You seek to avoid making drug claims by stating in your Member Wholesale Catalog (November 2011) “These products are not intended for diagnosis, treatment, cure, or prevention of any disease” along with language that states “For complete information, consult the book ‘A Practical Guide to Herbs’ . . . ..” Such a disclaimer does not negate the claim that the above-referenced products are intended for use as drugs. Adding a disclaimer or incorporating qualifying language in the labeling that effectively characterizes, for example, the treatment claims as not intended for treatment, is not a viable alternative because neither the disclaimer nor the qualifying language can rectify the message conveyed by the treatment claims. The use of claims in the labeling for the cure, mitigation, treatment, or prevention of disease, even with the attempt at a disclaimer, is evidence of intended use. Thus, such claims establish these products as drugs.
The above is not intended to be an all-inclusive list of violations in connection with your products. You should take prompt action to correct all violations. It is your responsibility to assure your firm complies with all requirements of the Act and FDA regulations.
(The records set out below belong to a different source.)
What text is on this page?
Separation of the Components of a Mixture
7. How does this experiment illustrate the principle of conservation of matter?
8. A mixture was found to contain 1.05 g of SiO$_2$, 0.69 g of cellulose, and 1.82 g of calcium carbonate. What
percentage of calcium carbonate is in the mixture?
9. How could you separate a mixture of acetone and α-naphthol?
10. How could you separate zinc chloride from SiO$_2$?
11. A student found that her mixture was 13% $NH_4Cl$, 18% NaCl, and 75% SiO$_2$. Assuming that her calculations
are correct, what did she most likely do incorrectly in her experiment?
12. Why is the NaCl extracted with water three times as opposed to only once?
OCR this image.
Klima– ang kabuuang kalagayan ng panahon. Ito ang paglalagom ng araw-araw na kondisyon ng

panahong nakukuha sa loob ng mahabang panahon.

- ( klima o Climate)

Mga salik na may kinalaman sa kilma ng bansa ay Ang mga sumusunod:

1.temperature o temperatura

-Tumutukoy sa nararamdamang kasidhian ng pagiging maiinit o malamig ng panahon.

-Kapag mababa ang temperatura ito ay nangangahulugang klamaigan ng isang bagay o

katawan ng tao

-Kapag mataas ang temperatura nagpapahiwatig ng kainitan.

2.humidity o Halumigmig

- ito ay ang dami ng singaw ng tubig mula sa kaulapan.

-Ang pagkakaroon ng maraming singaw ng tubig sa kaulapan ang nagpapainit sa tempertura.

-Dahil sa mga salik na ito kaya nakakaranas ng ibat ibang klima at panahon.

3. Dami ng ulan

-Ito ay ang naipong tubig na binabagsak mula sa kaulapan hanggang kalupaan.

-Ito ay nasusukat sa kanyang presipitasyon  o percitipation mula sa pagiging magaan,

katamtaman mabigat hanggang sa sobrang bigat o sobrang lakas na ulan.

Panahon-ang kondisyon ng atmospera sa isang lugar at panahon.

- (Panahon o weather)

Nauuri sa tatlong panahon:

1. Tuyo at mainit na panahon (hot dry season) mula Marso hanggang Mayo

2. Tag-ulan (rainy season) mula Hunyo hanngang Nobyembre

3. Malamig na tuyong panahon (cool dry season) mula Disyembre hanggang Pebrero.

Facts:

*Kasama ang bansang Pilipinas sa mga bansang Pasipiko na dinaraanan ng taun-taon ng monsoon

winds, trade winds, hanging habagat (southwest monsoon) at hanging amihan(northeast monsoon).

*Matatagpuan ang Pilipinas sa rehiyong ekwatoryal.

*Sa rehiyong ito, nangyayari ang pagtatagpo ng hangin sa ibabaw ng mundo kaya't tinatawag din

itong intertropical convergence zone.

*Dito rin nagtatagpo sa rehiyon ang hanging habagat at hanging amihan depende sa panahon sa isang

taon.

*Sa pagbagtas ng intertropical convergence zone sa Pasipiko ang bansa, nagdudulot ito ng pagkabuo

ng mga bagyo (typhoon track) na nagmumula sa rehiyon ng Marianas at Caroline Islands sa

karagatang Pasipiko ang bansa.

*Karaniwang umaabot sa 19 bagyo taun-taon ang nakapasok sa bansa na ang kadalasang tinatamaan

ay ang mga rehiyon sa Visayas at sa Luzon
Failure to promptly correct these violations may result in legal action without further notice, including seizure and injunction.
Please notify this office in writing within fifteen (15) working days from your receipt of this letter of the specific things that you are doing to correct the violations described above. You may include any documentation necessary to show that correction has been achieved. If you cannot complete all corrections before you respond, state the reason for the delay and when you will complete the corrections.
Please send your reply to the Food and Drug Administration, Attention: CDR Kimberly Martin, Compliance Officer, 101 W. Ohio Street, Suite 500, Indianapolis, IN 46204. If you have questions regarding any issues in this letter, please contact CDR Martin at 317-226-6500 ext. 116.